De acordo com o delegado Jaime da Luz, até o momento, as investigações resultaram no indiciamento do sargento da Polícia Militar Edson Prado, como o principal suspeito do homicídio. O PM continua recolhido no Centro de Observação Criminológica e Triagem (Cot) e sua prisão preventiva foi solicitada à Justiça. O delegado informou que, durante as diligências realizadas, foi possível obter provas – com testemunhos e também laudos do Instituto de Criminalística – para pedir a prisão preventiva. O sargento está preso no Cot desde o dia 12 de março, antes porém ficou recolhido alguns dias no quartel da Comando Geral da PM.

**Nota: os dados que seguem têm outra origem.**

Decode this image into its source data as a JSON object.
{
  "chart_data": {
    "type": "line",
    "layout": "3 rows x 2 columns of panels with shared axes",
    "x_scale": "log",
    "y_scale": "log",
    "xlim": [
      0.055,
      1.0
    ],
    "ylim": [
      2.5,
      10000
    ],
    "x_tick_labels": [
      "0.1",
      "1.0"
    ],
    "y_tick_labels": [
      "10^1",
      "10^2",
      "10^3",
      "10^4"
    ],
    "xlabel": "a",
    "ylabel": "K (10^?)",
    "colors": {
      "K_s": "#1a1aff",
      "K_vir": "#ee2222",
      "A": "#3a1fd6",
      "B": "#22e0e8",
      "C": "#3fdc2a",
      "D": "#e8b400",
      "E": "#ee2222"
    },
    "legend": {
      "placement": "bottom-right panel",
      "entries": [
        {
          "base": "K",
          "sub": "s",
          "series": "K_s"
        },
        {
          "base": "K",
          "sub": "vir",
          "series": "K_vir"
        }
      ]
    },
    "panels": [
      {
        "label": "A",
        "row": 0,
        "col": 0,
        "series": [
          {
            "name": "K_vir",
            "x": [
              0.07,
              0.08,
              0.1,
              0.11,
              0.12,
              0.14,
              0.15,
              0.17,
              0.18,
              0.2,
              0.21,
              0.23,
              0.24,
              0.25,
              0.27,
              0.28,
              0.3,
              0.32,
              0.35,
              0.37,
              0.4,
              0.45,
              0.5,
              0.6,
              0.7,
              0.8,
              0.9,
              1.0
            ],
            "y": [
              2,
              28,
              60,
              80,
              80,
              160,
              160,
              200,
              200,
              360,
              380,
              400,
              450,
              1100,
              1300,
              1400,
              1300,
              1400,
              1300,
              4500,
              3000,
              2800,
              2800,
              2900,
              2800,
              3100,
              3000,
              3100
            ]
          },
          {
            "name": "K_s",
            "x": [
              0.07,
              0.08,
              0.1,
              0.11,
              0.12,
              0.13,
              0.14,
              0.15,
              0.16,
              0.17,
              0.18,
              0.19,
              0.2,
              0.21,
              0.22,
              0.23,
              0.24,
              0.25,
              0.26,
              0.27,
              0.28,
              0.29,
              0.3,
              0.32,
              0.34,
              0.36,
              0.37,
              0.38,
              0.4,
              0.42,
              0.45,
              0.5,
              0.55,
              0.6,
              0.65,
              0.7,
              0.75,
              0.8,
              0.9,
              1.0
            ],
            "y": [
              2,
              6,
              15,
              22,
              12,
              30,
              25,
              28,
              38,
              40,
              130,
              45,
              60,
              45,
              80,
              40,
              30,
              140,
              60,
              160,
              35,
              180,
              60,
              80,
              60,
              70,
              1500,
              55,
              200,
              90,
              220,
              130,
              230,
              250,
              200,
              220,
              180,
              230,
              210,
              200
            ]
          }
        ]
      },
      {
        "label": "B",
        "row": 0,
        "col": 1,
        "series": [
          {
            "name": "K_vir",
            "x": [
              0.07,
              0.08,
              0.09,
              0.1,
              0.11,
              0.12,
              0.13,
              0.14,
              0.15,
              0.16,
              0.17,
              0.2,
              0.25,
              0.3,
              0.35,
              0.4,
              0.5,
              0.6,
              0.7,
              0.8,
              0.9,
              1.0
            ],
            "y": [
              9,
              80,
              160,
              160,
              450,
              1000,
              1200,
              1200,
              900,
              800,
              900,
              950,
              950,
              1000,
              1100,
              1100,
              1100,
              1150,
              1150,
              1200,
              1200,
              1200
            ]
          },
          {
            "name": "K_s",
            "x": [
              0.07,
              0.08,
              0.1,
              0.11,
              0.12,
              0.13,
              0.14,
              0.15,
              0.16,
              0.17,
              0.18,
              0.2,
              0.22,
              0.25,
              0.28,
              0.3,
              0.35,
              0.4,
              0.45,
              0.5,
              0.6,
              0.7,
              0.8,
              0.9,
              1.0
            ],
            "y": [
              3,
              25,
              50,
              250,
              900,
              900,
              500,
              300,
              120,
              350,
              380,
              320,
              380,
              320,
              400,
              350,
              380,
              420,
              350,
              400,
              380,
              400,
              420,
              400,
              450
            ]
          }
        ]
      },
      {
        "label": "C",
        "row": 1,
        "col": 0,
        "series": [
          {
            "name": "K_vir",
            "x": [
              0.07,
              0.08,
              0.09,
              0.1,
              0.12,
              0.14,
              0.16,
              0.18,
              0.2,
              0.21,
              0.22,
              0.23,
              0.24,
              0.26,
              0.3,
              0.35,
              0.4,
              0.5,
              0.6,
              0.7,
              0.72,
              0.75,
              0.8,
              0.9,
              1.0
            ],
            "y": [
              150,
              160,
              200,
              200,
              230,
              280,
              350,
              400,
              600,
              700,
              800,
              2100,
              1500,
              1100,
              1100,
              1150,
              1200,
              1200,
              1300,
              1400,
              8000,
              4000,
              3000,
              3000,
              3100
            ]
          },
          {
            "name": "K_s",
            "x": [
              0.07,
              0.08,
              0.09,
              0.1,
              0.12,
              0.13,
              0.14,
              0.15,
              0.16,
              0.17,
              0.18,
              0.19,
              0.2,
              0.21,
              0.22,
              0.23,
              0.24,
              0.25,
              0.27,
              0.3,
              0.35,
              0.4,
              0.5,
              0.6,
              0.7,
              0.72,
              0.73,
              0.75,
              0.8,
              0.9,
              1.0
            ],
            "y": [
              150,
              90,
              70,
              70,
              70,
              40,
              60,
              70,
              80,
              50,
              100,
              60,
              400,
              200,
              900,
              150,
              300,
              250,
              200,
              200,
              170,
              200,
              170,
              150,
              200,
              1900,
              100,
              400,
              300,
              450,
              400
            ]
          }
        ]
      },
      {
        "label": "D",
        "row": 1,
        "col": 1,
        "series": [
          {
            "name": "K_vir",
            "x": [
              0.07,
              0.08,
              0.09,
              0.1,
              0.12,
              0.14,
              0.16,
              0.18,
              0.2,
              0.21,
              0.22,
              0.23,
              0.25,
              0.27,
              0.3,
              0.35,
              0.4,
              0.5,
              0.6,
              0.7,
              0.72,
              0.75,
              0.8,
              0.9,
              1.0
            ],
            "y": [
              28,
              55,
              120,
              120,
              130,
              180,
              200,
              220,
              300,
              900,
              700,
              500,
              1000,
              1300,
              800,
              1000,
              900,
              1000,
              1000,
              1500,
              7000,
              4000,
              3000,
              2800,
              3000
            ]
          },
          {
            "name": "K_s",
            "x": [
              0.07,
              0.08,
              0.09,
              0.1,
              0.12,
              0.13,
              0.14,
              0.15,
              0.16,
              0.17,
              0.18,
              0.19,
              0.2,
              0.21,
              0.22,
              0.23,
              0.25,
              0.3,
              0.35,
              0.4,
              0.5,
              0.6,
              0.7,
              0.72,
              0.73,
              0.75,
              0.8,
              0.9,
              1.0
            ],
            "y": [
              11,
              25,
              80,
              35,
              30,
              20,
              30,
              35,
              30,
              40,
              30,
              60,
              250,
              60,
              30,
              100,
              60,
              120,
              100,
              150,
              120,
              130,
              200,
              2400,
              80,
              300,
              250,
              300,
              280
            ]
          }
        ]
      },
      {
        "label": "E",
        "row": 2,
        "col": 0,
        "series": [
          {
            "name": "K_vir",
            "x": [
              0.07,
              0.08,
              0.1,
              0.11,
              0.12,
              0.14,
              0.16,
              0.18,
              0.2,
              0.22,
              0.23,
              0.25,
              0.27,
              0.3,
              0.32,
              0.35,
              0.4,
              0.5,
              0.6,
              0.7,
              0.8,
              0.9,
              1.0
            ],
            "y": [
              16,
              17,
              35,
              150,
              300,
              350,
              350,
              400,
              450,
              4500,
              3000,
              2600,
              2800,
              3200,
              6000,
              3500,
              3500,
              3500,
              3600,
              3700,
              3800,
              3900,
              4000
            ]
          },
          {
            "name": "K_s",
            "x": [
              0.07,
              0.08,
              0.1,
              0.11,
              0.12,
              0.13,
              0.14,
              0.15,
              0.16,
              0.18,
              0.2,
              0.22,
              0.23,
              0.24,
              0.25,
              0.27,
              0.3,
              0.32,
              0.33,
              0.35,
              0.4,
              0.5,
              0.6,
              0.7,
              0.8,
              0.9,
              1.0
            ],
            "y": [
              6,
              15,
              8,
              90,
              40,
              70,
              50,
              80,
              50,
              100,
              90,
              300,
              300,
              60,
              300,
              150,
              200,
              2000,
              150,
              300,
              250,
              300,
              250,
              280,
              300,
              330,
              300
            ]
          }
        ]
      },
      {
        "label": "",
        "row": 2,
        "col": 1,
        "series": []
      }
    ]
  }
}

Sobre o desaparecimento de Vivian Florêncio, 3 anos, filha de Maria Emília, o caso continua sendo investigado pelo Serviço de Investigação de Crianças Desaparecidas (Sicride). Segundo Jaime da Luz, o material obtido pela DH referente à menina, será repassado ao Sicride. No entanto, ele adiantou que há poucas informações sobre o paradeiro de Vivian.

Crime

Mãe e filha desapareceram no dia 4 de março quando foram até a Praça Tiradentes, centro de Curitiba, onde Maria Emília iria se encontrar com Prado para discutir sobre o eventual pagamento de pensão alimentáicia para Vivian, que seria filha do sargento (ele nega a paternidade). Cinco dias após o sumiço, o corpo da artesã foi encontrado, parcialmente enterrado em uma cova rasa, próximo à Estrada Queimado, na localidade de Rio Abaixo, zona rural de Campina Grande do Sul. A vítima estava nua e coberta por cal da cintura para cima.